召喚解除と戦いの区切れ目
俺がにじり寄ると、俺の十倍はある巨体のおっさんは足の痛みに怯んだのか俺が進む分だけ後ずさる。
「どうした召喚された巨人よ。俺が恐ろしいか? それとも痛みが怖いか?」
「うっ、小さき者よ、いや、そのなりでその大きさは小さくもないというか、いやそうではない、小さき者よ!」
「命乞いなら認めんぞ。あれだけ偉そうにして俺たちに敵意を向けたんだ。それと同じ、いやそれ以上の敵意をお前が受けてもそれは当然の事だろう?」
右膝からはおびただしい体液が流れ出る。血の赤というよりは溶岩のように赤黒い血液だ。
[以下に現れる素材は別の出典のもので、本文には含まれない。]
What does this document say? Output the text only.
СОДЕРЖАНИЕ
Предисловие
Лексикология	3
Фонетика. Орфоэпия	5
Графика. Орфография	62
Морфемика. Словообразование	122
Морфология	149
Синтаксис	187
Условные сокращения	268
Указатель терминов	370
「ぐ、ぐぬぅ……。儂とて不死の王として長きにわたって世界を治めてきたのだ。これしきの事で……」
立ち上がろうとするが根性だけではどうにもならない。それが身体の作りというものだ。腱を斬られてはまともには立てないはず。
「だが、しかしっ!」
巨人は両手を地面について右膝をかばいながら力を込める。俺は容赦なくその手を剣で串刺しにした。
「ぐうっ! ぐふぅっ!!」
「悲鳴を上げないとは見上げたものだな」
「ぐぐぐっ……。ふむっ!?」
今まで苦しんでいた巨人の顔が一瞬歪む。身体が段々透けてくる。
「またなにかしようってのか!」
「ふーっふっふっふぁ! 儂の孫娘をかたるあの者が儂の召喚範囲より外れたようだなぁ」
「なっ、しまった! あいつは、ランカはっ!?」
召喚者がこの場からいなくなった。そうして召喚者の力が及ばなくなったとなれば……。
「儂はまた冥界の闇へと戻るとするかねぇ……ぶるわははは、小さき者よぉ、久し振りの戦いに胸が高鳴ったわぁ!」
巨人の身体が陽炎のように揺らめき、透き通っていく。
「くそっ!」
俺は剣を振り回すが、巨人の身体をすり抜けるばかりでまったく効き目がない。
「ここまできて逃す事になるとはっ! くそっ!」
「そう焦る事もあるまい小さき者よ、そなたとはまた相まみえようぞ! ぶわぁははは!!」
巨人が笑い声を残して消えていった。
もうこの状態では生き残っているオークどももいない。全員散り散りに逃げ去ったのだろう。
「ゼロ……」
「大丈夫かルシル」
ルシルに肩を貸して支えてくれるのはコボルトのロイヤだった。
腹を押さえながら俺の所に来たルシルは、今の様子を見て戦闘に一区切り付いた事を悟る。
「ゼロちゃん、あの巨人、召喚巨人の本体は冥界の闇に守られているなん」
「知っているのかロイヤ」
小さくうなずくロイヤ。犬耳はピンと立っていて、決意の強さを感じさせる。
「あれはドラクール。冥界の伯爵と呼ばれた巨人なん」
「冥界の伯爵……」
「ランカはその血を引いているという噂を聞いた事があるなん」
そうなのか。今までとは毛色が違う相手だとは思っていたが、冥界の者だったという事か。
「ゼロは冥界の、というより幽霊が怖いからね」
「う、うるさいっ。あれはだな、俺でも傷を付けられたんだ。幽霊とは根本が違う! きっとそうに違いない!」
それに、俺には超覚醒剣グラディエイトが手元にある。これならあの半霊体の巨人にも対抗できる! そうだ、俺ならあいつを倒せるんだ!
「なんだか独りで盛り上がっているみたいだけど、倒す算段はできたの?」
「この剣でどうにかするさ!」
「行き当たりばったりって事ね」
そう言うなよ。確かに俺だってもっと確実性の高い戦いをしたいんだが。
「それなら、もしかしたらあれが使えるかもしれないなん」
俺たちはロイヤの口から驚きの内容を聴いた。